Semua pihak suka ngotot dan saling serang. Lihatlah misalnya konflik antara KPK dan Polri dalam menangani perkara korupsi, ketegangannya berkepanjangan. Kemudian antara Menteri Dahlan Iskan dengan DPR terkait isu pemalakan BUMN, kedua pihak perang statement. Terbaru, perang opini antara orang-orang Istana Presiden dengan Ketua MK Mahfud MD soal dugaan mafia narkoba terkait grasi bagi terpidana kasus narkoba. Selain itu, juga saling kecam antara partai-partai politik dengan KPU soal verifikasi parpol peserta Pemilu 2014. Begitu panjangnya daftar konflik dan keributan itu. Begitu bisingnya jika kita mendengarkan semuanya. Panas, panas, dan suhu politik nasional pun memanas.

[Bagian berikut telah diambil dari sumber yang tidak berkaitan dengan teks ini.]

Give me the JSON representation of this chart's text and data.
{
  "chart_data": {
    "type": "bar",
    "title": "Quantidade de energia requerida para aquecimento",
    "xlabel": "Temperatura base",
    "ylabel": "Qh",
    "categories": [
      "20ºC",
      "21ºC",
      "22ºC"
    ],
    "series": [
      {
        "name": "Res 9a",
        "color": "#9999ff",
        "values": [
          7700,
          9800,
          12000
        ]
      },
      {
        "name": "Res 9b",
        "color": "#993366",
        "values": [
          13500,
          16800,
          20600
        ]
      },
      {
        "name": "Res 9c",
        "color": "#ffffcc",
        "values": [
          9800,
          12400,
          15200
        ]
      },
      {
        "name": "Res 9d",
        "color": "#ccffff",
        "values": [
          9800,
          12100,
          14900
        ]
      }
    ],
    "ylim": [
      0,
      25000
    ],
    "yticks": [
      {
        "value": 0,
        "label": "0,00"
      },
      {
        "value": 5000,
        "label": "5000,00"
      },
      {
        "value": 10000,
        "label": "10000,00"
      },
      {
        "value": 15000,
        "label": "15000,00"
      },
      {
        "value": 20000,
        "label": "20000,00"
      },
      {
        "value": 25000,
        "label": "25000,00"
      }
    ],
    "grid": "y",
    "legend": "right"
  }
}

Stigma orang Indonesia ramah-ramah atau peramah, sebetulnya salah kaprah. Faktanya justru banyak orang Indonesia mudah marah dan jadi pemarah.  Beda pendapat, marah. Beda parpol, marah. Beda calon gubernur, marah. Beda capres, marah. Beda keyakinan atau agama pun, marah. Wah, parah! Kata seorang teman -- tapi saya tidak percaya -- itu akibat letak geografis wilayah nusantara dikelilingi api (ring of fire) atau gugusan gunung berapi,  sehingga hati dan pikiran orang Indonesia mudah panas dan terbakar. Akibatnya, sering terjadi konflik dan keributan.

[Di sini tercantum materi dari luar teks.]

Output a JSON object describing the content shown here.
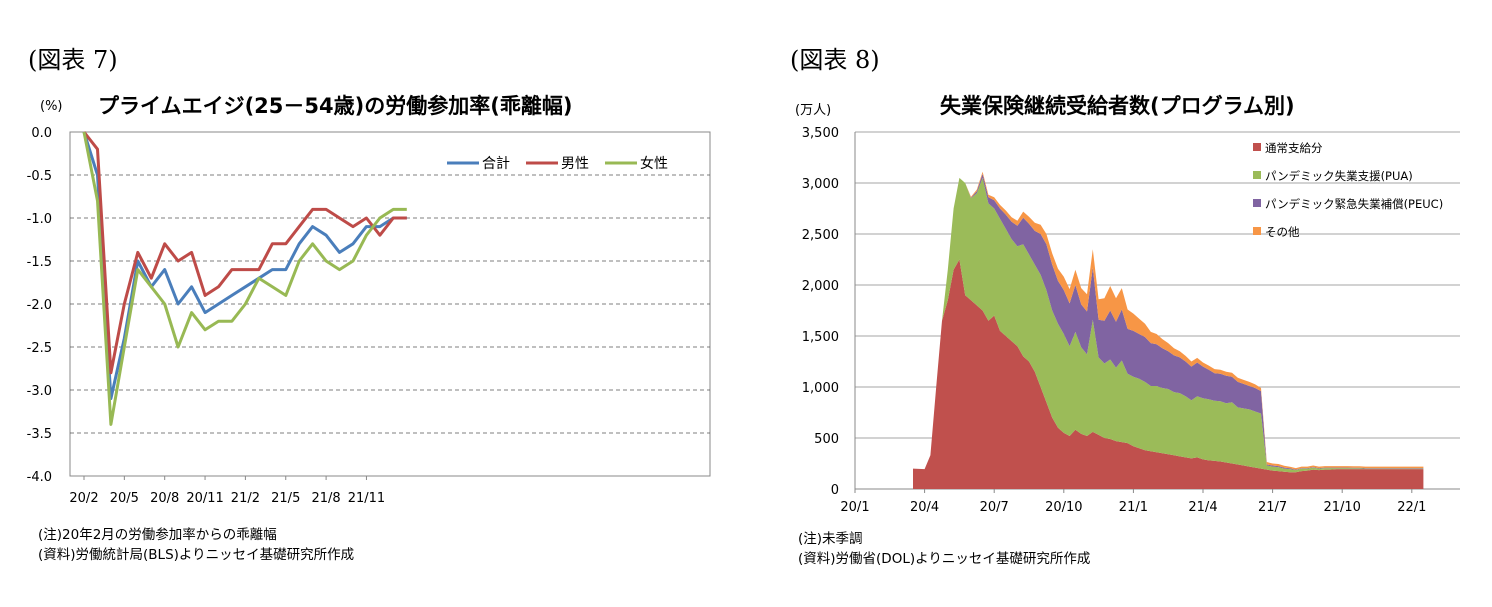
{
  "fig7": {
    "label": "(図表 7)",
    "title": "プライムエイジ(25－54歳)の労働参加率(乖離幅)",
    "unit": "(%)",
    "note1": "(注)20年2月の労働参加率からの乖離幅",
    "note2": "(資料)労働統計局(BLS)よりニッセイ基礎研究所作成",
    "chart_data": {
      "type": "line",
      "title": "プライムエイジ(25－54歳)の労働参加率(乖離幅)",
      "ylabel": "(%)",
      "ylim": [
        -4.0,
        0.0
      ],
      "yticks": [
        "0.0",
        "-0.5",
        "-1.0",
        "-1.5",
        "-2.0",
        "-2.5",
        "-3.0",
        "-3.5",
        "-4.0"
      ],
      "xtick_labels": [
        "20/2",
        "20/5",
        "20/8",
        "20/11",
        "21/2",
        "21/5",
        "21/8",
        "21/11"
      ],
      "categories": [
        "20/2",
        "20/3",
        "20/4",
        "20/5",
        "20/6",
        "20/7",
        "20/8",
        "20/9",
        "20/10",
        "20/11",
        "20/12",
        "21/1",
        "21/2",
        "21/3",
        "21/4",
        "21/5",
        "21/6",
        "21/7",
        "21/8",
        "21/9",
        "21/10",
        "21/11",
        "21/12",
        "22/1",
        "22/2"
      ],
      "legend_position": "top-right",
      "grid": true,
      "series": [
        {
          "name": "合計",
          "color": "#4a7ebb",
          "values": [
            0.0,
            -0.5,
            -3.1,
            -2.4,
            -1.5,
            -1.8,
            -1.6,
            -2.0,
            -1.8,
            -2.1,
            -2.0,
            -1.9,
            -1.8,
            -1.7,
            -1.6,
            -1.6,
            -1.3,
            -1.1,
            -1.2,
            -1.4,
            -1.3,
            -1.1,
            -1.1,
            -1.0,
            -1.0
          ]
        },
        {
          "name": "男性",
          "color": "#be4b48",
          "values": [
            0.0,
            -0.2,
            -2.8,
            -2.0,
            -1.4,
            -1.7,
            -1.3,
            -1.5,
            -1.4,
            -1.9,
            -1.8,
            -1.6,
            -1.6,
            -1.6,
            -1.3,
            -1.3,
            -1.1,
            -0.9,
            -0.9,
            -1.0,
            -1.1,
            -1.0,
            -1.2,
            -1.0,
            -1.0
          ]
        },
        {
          "name": "女性",
          "color": "#98b954",
          "values": [
            0.0,
            -0.8,
            -3.4,
            -2.5,
            -1.6,
            -1.8,
            -2.0,
            -2.5,
            -2.1,
            -2.3,
            -2.2,
            -2.2,
            -2.0,
            -1.7,
            -1.8,
            -1.9,
            -1.5,
            -1.3,
            -1.5,
            -1.6,
            -1.5,
            -1.2,
            -1.0,
            -0.9,
            -0.9
          ]
        }
      ]
    }
  },
  "fig8": {
    "label": "(図表 8)",
    "title": "失業保険継続受給者数(プログラム別)",
    "unit": "(万人)",
    "note1": "(注)未季調",
    "note2": "(資料)労働省(DOL)よりニッセイ基礎研究所作成",
    "chart_data": {
      "type": "area",
      "stacked": true,
      "title": "失業保険継続受給者数(プログラム別)",
      "ylabel": "(万人)",
      "ylim": [
        0,
        3500
      ],
      "yticks": [
        "0",
        "500",
        "1,000",
        "1,500",
        "2,000",
        "2,500",
        "3,000",
        "3,500"
      ],
      "xtick_labels": [
        "20/1",
        "20/4",
        "20/7",
        "20/10",
        "21/1",
        "21/4",
        "21/7",
        "21/10",
        "22/1"
      ],
      "legend_position": "top-right",
      "grid": true,
      "x": [
        2.5,
        3.0,
        3.25,
        3.5,
        3.75,
        4.0,
        4.25,
        4.5,
        4.75,
        5.0,
        5.25,
        5.5,
        5.75,
        6.0,
        6.25,
        6.5,
        6.75,
        7.0,
        7.25,
        7.5,
        7.75,
        8.0,
        8.25,
        8.5,
        8.75,
        9.0,
        9.25,
        9.5,
        9.75,
        10.0,
        10.25,
        10.5,
        10.75,
        11.0,
        11.25,
        11.5,
        11.75,
        12.0,
        12.25,
        12.5,
        12.75,
        13.0,
        13.25,
        13.5,
        13.75,
        14.0,
        14.25,
        14.5,
        14.75,
        15.0,
        15.25,
        15.5,
        15.75,
        16.0,
        16.25,
        16.5,
        16.75,
        17.0,
        17.25,
        17.5,
        17.75,
        18.0,
        18.25,
        18.5,
        18.75,
        19.0,
        19.25,
        19.5,
        19.75,
        20.0,
        20.25,
        20.5,
        20.75,
        21.0,
        21.25,
        21.5,
        21.75,
        22.0,
        22.25,
        22.5,
        22.75,
        23.0,
        23.25,
        23.5,
        23.75,
        24.0,
        24.25,
        24.5
      ],
      "series": [
        {
          "name": "通常支給分",
          "color": "#c0504d",
          "values": [
            200,
            195,
            330,
            1000,
            1650,
            1850,
            2150,
            2250,
            1900,
            1850,
            1800,
            1750,
            1650,
            1700,
            1550,
            1500,
            1450,
            1400,
            1300,
            1250,
            1150,
            1000,
            850,
            700,
            600,
            550,
            520,
            580,
            540,
            520,
            560,
            530,
            500,
            490,
            470,
            460,
            450,
            420,
            400,
            380,
            370,
            360,
            350,
            340,
            330,
            320,
            310,
            300,
            310,
            290,
            280,
            275,
            270,
            260,
            250,
            240,
            230,
            220,
            210,
            200,
            190,
            180,
            175,
            170,
            165,
            165,
            175,
            180,
            190,
            185,
            190,
            190,
            195,
            195,
            195,
            195,
            195,
            195,
            195,
            195,
            195,
            195,
            195,
            195,
            195,
            195,
            195,
            195
          ]
        },
        {
          "name": "パンデミック失業支援(PUA)",
          "color": "#9bbb59",
          "values": [
            0,
            0,
            0,
            0,
            0,
            300,
            600,
            800,
            1100,
            1000,
            1100,
            1300,
            1150,
            1050,
            1100,
            1050,
            1000,
            980,
            1100,
            1050,
            1050,
            1100,
            1100,
            1050,
            1020,
            970,
            880,
            960,
            850,
            800,
            1100,
            760,
            730,
            780,
            720,
            800,
            680,
            680,
            680,
            670,
            640,
            650,
            640,
            640,
            620,
            620,
            600,
            570,
            600,
            600,
            600,
            590,
            590,
            580,
            600,
            560,
            560,
            560,
            550,
            540,
            40,
            40,
            40,
            30,
            30,
            20,
            25,
            20,
            20,
            15,
            15,
            15,
            10,
            10,
            10,
            8,
            8,
            5,
            5,
            5,
            5,
            5,
            5,
            5,
            5,
            5,
            5,
            5
          ]
        },
        {
          "name": "パンデミック緊急失業補償(PEUC)",
          "color": "#8064a2",
          "values": [
            0,
            0,
            0,
            0,
            0,
            0,
            0,
            0,
            0,
            5,
            20,
            40,
            60,
            80,
            100,
            140,
            170,
            200,
            260,
            300,
            330,
            400,
            450,
            450,
            420,
            430,
            420,
            460,
            420,
            420,
            510,
            370,
            420,
            480,
            450,
            500,
            440,
            450,
            440,
            440,
            420,
            410,
            390,
            370,
            360,
            350,
            340,
            330,
            330,
            310,
            290,
            270,
            270,
            270,
            250,
            250,
            240,
            230,
            230,
            220,
            10,
            10,
            10,
            10,
            8,
            5,
            5,
            5,
            5,
            5,
            5,
            5,
            5,
            5,
            5,
            5,
            5,
            5,
            5,
            5,
            5,
            5,
            5,
            5,
            5,
            5,
            5,
            5
          ]
        },
        {
          "name": "その他",
          "color": "#f79646",
          "values": [
            0,
            0,
            0,
            0,
            0,
            0,
            0,
            0,
            0,
            10,
            15,
            20,
            25,
            30,
            35,
            40,
            45,
            50,
            60,
            70,
            80,
            90,
            100,
            110,
            120,
            130,
            140,
            150,
            160,
            170,
            180,
            200,
            220,
            240,
            230,
            210,
            190,
            170,
            150,
            130,
            110,
            100,
            90,
            80,
            70,
            60,
            55,
            50,
            45,
            40,
            40,
            40,
            40,
            40,
            40,
            40,
            40,
            40,
            35,
            30,
            25,
            20,
            20,
            18,
            15,
            15,
            15,
            15,
            15,
            15,
            15,
            15,
            15,
            15,
            15,
            15,
            15,
            15,
            15,
            15,
            15,
            15,
            15,
            15,
            15,
            15,
            15,
            15
          ]
        }
      ]
    }
  }
}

Menurut saya, masalahnya berpangkal pada pendidikan dan mental. Warga, politisi, dan pejabat yang berpendidikan serta bermental bagus, tidak akan mudah terbakar emosi ketika menghadapi konflik. Mereka tenang, tidak kebakaran jenggot, tidak menghujat lawan,  dan dapat menyelesaikan kasusnya dengan akal sehat. Mereka tahu diri dan sadar diri, termasuk mengaku salah jika salah. Masih ada orang biasa dan tokoh-tokoh yang bersikap demikian. Mereka takkan pernah bikin onar atau keributan. Mereka menjaga toleransi. Mereka lebih mementingkan NKRI ketimbang ambisi dan nafsu pribadi. Cuma jumlahnya mungkin segelintir saja.

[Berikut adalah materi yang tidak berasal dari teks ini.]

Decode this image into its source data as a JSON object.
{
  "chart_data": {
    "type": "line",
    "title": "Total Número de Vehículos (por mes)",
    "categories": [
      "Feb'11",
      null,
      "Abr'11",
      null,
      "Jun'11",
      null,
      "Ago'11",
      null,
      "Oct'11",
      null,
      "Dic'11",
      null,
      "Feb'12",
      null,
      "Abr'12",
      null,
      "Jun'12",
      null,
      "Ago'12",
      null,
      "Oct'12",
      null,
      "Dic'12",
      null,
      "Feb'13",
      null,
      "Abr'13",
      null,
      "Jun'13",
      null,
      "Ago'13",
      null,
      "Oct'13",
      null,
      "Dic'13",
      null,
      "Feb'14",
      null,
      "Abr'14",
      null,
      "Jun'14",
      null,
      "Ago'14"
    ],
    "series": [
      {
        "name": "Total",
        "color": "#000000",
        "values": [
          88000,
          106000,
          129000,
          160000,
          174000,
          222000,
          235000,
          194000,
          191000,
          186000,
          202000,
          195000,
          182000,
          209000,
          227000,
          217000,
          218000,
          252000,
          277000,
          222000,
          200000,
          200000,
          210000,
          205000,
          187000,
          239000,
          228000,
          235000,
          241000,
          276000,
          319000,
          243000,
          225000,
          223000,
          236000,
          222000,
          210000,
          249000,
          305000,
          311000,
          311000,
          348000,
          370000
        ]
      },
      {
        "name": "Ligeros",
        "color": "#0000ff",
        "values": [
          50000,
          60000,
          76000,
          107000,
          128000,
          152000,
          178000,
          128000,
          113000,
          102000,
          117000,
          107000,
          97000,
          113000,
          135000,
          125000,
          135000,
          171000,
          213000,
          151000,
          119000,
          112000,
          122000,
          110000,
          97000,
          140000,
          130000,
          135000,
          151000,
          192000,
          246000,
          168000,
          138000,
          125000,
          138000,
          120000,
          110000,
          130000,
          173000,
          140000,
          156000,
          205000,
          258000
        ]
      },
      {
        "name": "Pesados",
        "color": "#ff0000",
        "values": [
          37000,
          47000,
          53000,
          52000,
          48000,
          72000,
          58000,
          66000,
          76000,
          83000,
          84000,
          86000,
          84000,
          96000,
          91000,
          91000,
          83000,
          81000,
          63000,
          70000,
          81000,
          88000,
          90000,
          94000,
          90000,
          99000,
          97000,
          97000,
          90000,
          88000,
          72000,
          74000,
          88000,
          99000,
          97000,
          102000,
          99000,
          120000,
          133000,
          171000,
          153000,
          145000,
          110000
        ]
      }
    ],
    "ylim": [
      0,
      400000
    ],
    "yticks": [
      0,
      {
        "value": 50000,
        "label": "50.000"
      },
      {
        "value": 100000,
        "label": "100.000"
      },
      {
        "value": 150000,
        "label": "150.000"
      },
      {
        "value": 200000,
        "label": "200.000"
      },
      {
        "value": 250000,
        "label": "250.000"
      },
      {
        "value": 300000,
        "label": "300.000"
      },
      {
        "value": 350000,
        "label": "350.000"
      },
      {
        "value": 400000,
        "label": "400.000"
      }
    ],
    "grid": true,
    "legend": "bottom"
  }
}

Selain itu, juga akibat tidak adanya keteladanan dari kepemimpinan nasional. Tak ada top leader yang benar-benar bisa jadi panutan. Ucapan, perilaku dan semua tindak-tanduknya dapat dijadikan contoh teladan bagi semua orang, terutama yang muda-muda. Kini tak ada yang semacam itu, tak ada yang se-ideal itu. Akibat tak ada panutan atau pegangan, orang pun berjalan sendiri-sendiri sambil memaksakan kehendak pribadi atau kelompoknya. Terjadilah gesekan kepentingan. Hingga suhu politik jadi panas.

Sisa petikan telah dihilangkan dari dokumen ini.